Batch jobs and batch groups in Dynamics 365 Finance

How F&O's batch framework runs background processing — batch jobs, batch groups, schedules, server allocation, and operational monitoring.

Updated 2027-02-07

Dynamics 365 Finance and Supply Chain runs substantial background processing — periodic invoicing, master planning, inventory closing, electronic-reporting submissions, integration imports / exports. The batch framework is the platform's scheduler and execution engine; understanding it is essential to running a tenant at scale.

Batch jobs. A batch job is the unit of scheduled work. Each batch job:

  • Caption — human-readable description.
  • Scheduled start — when it first runs.
  • Recurrence — one-time, daily, weekly, monthly, hourly, or custom cron-style expressions.
  • Status — Scheduled, Executing, Ended, Error, Cancelled.
  • Batch group — assignment to a processing pool (see below).
  • Tasks — one or more units of work within the job.

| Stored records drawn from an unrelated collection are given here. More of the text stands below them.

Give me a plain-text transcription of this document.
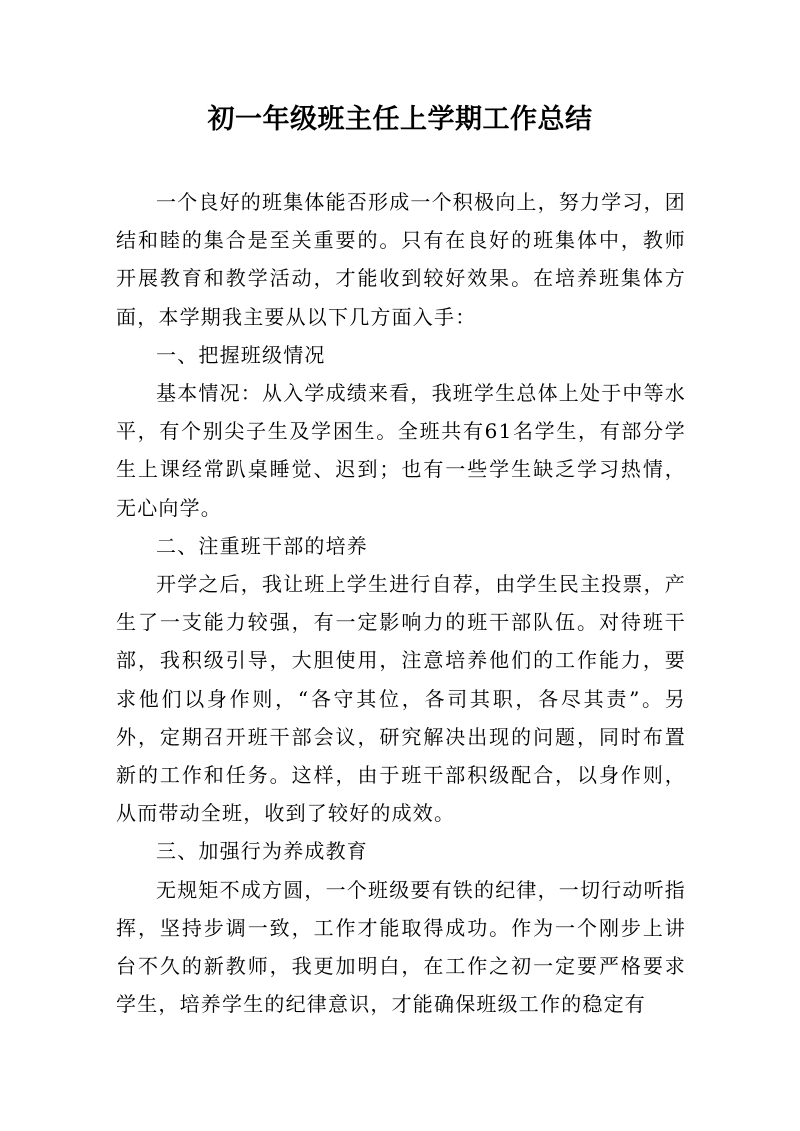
初一年级班主任上学期工作总结

一个良好的班集体能否形成一个积极向上，努力学习，团结和睦的集合是至关重要的。只有在良好的班集体中，教师开展教育和教学活动，才能收到较好效果。在培养班集体方面，本学期我主要从以下几方面入手：

一、把握班级情况

基本情况：从入学成绩来看，我班学生总体上处于中等水平，有个别尖子生及学困生。全班共有61名学生，有部分学生上课经常趴桌睡觉、迟到；也有一些学生缺乏学习热情，无心向学。

二、注重班干部的培养

开学之后，我让班上学生进行自荐，由学生民主投票，产生了一支能力较强，有一定影响力的班干部队伍。对待班干部，我积级引导，大胆使用，注意培养他们的工作能力，要求他们以身作则，“各守其位，各司其职，各尽其责”。另外，定期召开班干部会议，研究解决出现的问题，同时布置新的工作和任务。这样，由于班干部积级配合，以身作则，从而带动全班，收到了较好的成效。

三、加强行为养成教育

无规矩不成方圆，一个班级要有铁的纪律，一切行动听指挥，坚持步调一致，工作才能取得成功。作为一个刚步上讲台不久的新教师，我更加明白，在工作之初一定要严格要求学生，培养学生的纪律意识，才能确保班级工作的稳定有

A single batch job can contain multiple tasks, each a separate process. Tasks run in defined sequence with dependencies; complex jobs orchestrate multi-step pipelines.

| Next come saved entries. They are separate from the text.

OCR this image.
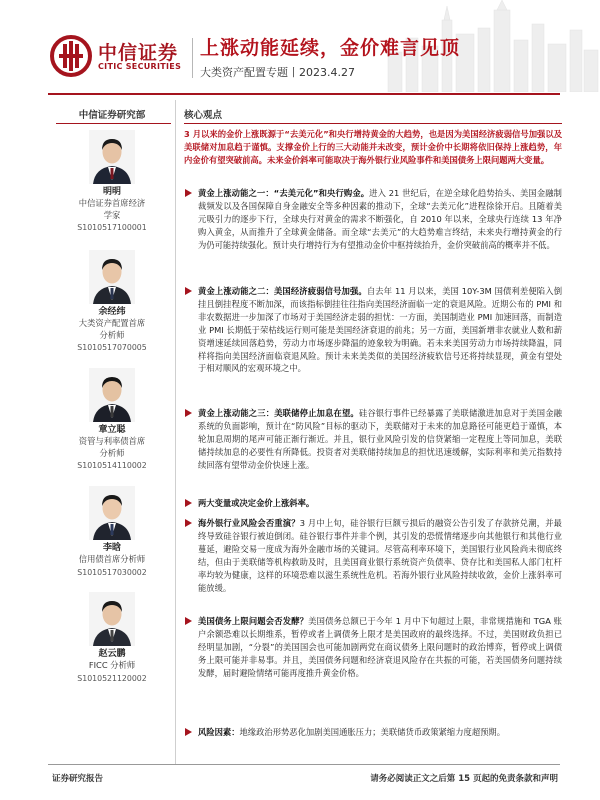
中信证券
CITIC SECURITIES
上涨动能延续，金价难言见顶
大类资产配置专题丨2023.4.27
中信证券研究部
明明
中信证券首席经济
学家
S1010517100001
余经纬
大类资产配置首席
分析师
S1010517070005
章立聪
资管与利率债首席
分析师
S1010514110002
李晗
信用债首席分析师
S1010517030002
赵云鹏
FICC 分析师
S1010521120002
核心观点
3 月以来的金价上涨既源于“去美元化”和央行增持黄金的大趋势，也是因为美国经济疲弱信号加强以及美联储对加息趋于谨慎。支撑金价上行的三大动能并未改变，预计金价中长期将依旧保持上涨趋势，年内金价有望突破前高。未来金价斜率可能取决于海外银行业风险事件和美国债务上限问题两大变量。
黄金上涨动能之一：“去美元化”和央行购金。进入 21 世纪后，在逆全球化趋势抬头、美国金融制裁频发以及各国保障自身金融安全等多种因素的推动下，全球“去美元化”进程徐徐开启。且随着美元吸引力的逐步下行，全球央行对黄金的需求不断强化，自 2010 年以来，全球央行连续 13 年净购入黄金，从而推升了全球黄金储备。而全球“去美元”的大趋势难言终结，未来央行增持黄金的行为仍可能持续强化。预计央行增持行为有望推动金价中枢持续抬升，金价突破前高的概率并不低。
黄金上涨动能之二：美国经济疲弱信号加强。自去年 11 月以来，美国 10Y-3M 国债利差便陷入倒挂且倒挂程度不断加深，而该指标倒挂往往指向美国经济面临一定的衰退风险。近期公布的 PMI 和非农数据进一步加深了市场对于美国经济走弱的担忧：一方面，美国制造业 PMI 加速回落，而制造业 PMI 长期低于荣枯线运行则可能是美国经济衰退的前兆；另一方面，美国新增非农就业人数和薪资增速延续回落趋势，劳动力市场逐步降温的迹象较为明确。若未来美国劳动力市场持续降温，同样将指向美国经济面临衰退风险。预计未来美类似的美国经济疲软信号还将持续显现，黄金有望处于相对顺风的宏观环境之中。
黄金上涨动能之三：美联储停止加息在望。硅谷银行事件已经暴露了美联储激进加息对于美国金融系统的负面影响，预计在“防风险”目标的驱动下，美联储对于未来的加息路径可能更趋于谨慎，本轮加息周期的尾声可能正渐行渐近。并且，银行业风险引发的信贷紧缩一定程度上等同加息，美联储持续加息的必要性有所降低。投资者对美联储持续加息的担忧迅速缓解，实际利率和美元指数持续回落有望带动金价快速上涨。
两大变量或决定金价上涨斜率。
海外银行业风险会否重演？3 月中上旬，硅谷银行巨额亏损后的融资公告引发了存款挤兑潮，并最终导致硅谷银行被迫倒闭。硅谷银行事件并非个例，其引发的恐慌情绪逐步向其他银行和其他行业蔓延，避险交易一度成为海外金融市场的关键词。尽管高利率环境下，美国银行业风险尚未彻底终结，但由于美联储等机构救助及时，且美国商业银行系统资产负债率、贷存比和美国私人部门杠杆率均较为健康，这样的环境恐难以滋生系统性危机。若海外银行业风险持续收敛，金价上涨斜率可能放缓。
美国债务上限问题会否发酵？美国债务总额已于今年 1 月中下旬超过上限，非常规措施和 TGA 账户余额恐难以长期维系，暂停或者上调债务上限才是美国政府的最终选择。不过，美国财政负担已经明显加剧，“分裂”的美国国会也可能加剧两党在商议债务上限问题时的政治博弈，暂停或上调债务上限可能并非易事。并且，美国债务问题和经济衰退风险存在共振的可能，若美国债务问题持续发酵，届时避险情绪可能再度推升黄金价格。
风险因素：地缘政治形势恶化加剧美国通胀压力；美联储货币政策紧缩力度超预期。
证券研究报告	请务必阅读正文之后第 15 页起的免责条款和声明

Batch groups. A batch group is a named processing pool that segregates batch jobs by purpose or priority:

  • Default — most batch work, general-purpose.
  • High-priority — for time-sensitive work that shouldn't wait behind lower-priority jobs.
  • Long-running — for jobs taking hours; isolated so they don't block shorter jobs.
  • Integration — for inbound / outbound integration processing.
  • Reporting — for report generation.
  • Custom — any business-specific pool.

Each batch group has configured parallelism — how many threads / batch servers can run jobs in that group simultaneously. The split lets administrators allocate resources: critical integrations on a dedicated high-parallelism group; reporting on a lower-priority group.

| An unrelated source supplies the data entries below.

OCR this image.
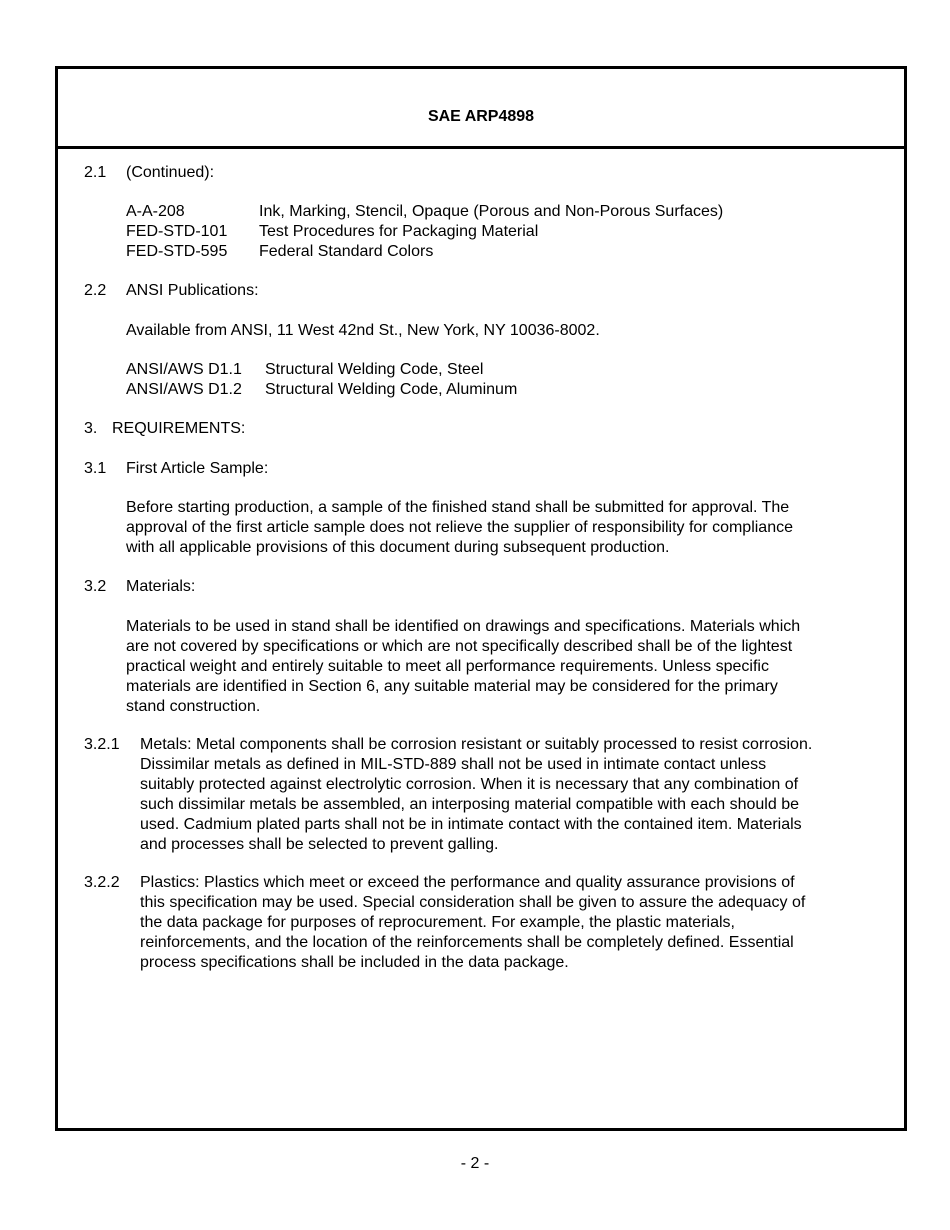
SAE ARP4898
2.1 (Continued):
A-A-208	Ink, Marking, Stencil, Opaque (Porous and Non-Porous Surfaces)
FED-STD-101 Test Procedures for Packaging Material
FED-STD-595 Federal Standard Colors
2.2 ANSI Publications:
Available from ANSI, 11 West 42nd St., New York, NY 10036-8002.
ANSI/AWS D1.1 Structural Welding Code, Steel
ANSI/AWS D1.2 Structural Welding Code, Aluminum
3. REQUIREMENTS:
3.1 First Article Sample:
Before starting production, a sample of the finished stand shall be submitted for approval. The
approval of the first article sample does not relieve the supplier of responsibility for compliance
with all applicable provisions of this document during subsequent production.
3.2 Materials:
Materials to be used in stand shall be identified on drawings and specifications. Materials which
are not covered by specifications or which are not specifically described shall be of the lightest
practical weight and entirely suitable to meet all performance requirements. Unless specific
materials are identified in Section 6, any suitable material may be considered for the primary
stand construction.
3.2.1 Metals: Metal components shall be corrosion resistant or suitably processed to resist corrosion.
Dissimilar metals as defined in MIL-STD-889 shall not be used in intimate contact unless
suitably protected against electrolytic corrosion. When it is necessary that any combination of
such dissimilar metals be assembled, an interposing material compatible with each should be
used. Cadmium plated parts shall not be in intimate contact with the contained item. Materials
and processes shall be selected to prevent galling.
3.2.2 Plastics: Plastics which meet or exceed the performance and quality assurance provisions of
this specification may be used. Special consideration shall be given to assure the adequacy of
the data package for purposes of reprocurement. For example, the plastic materials,
reinforcements, and the location of the reinforcements shall be completely defined. Essential
process specifications shall be included in the data package.
- 2 -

Batch servers. Behind the scenes, batch servers are F&O application servers configured to process batch work. Each server is assigned to one or more batch groups; servers in the same group share the workload. Microsoft manages batch-server provisioning in SaaS F&O; the customer controls allocation through batch group configuration.

Tasks and dependencies. Within a batch job, tasks have dependencies — task B starts only after task A completes successfully. The model supports:

  • Sequential — A → B → C.
  • Parallel — A and B run concurrently, then C waits for both.
  • Conditional — task B runs only if task A succeeded; alternative task C runs if A failed.

Complex multi-step nightly routines compose as task graphs within one batch job.

Common batch jobs.

  • Master planning runs — typically nightly regenerative plans.
  • Inventory closing — month-end or quarter-end.
  • Adjust Cost — Item Entries equivalent — incremental cost recalculation.
  • Currency revaluation — period-end FX revaluation.
  • Recurring invoicing — subscription / recurring contract billing.
  • Sales / purchase reservation cleanup — release stale reservations.
  • Electronic reporting submissions — periodic statutory filings.
  • Integration data exports — to / from external systems.
  • Job queue equivalent operations — anything that doesn't need user interaction.

Monitoring. The Batch History workspace lists every batch job execution with:

  • Start time, end time, duration.
  • Status (success, failure, cancelled).
  • Detailed log per task.
  • Error messages and stack traces for failures.

The System administration workspace surfaces batch health globally — currently running, queued, failed. Telemetry through Application Insights tracks long-term trends.

Failure handling.

  • Retry — failed tasks can retry automatically per configured policy.
  • Notification — failures can trigger email or Teams notifications to operations.
  • Manual intervention — administrators can resume, restart, or skip failed tasks.
  • Cascade behaviour — a failed task can either halt subsequent tasks or skip and proceed.

Throttling and resource management. Heavy batch loads can compete with interactive users for resources. Manage through:

  • Time-of-day scheduling — heavy jobs during off-hours.
  • Batch group allocation — interactive-impacting jobs on isolated batch groups.
  • Concurrent limits per batch group.
  • Job priority within a group.

Common pitfalls.

  • Job piles up due to under-allocated batch group — work queues but doesn't run because no server is available.
  • Conflicting jobs with no isolation — heavy inventory closing kills user-interaction performance.
  • Failed jobs left in error — operations team doesn't notice; downstream processes miss data.
  • Schedule drift — jobs scheduled to run at fixed times accumulate drift; reconsider scheduling weekly vs cron.

Operational reality. The batch framework is the operational engine of F&O. Configure batch groups thoughtfully; monitor execution daily; investigate failures promptly. Mature operations run hundreds of batch jobs daily without anyone noticing.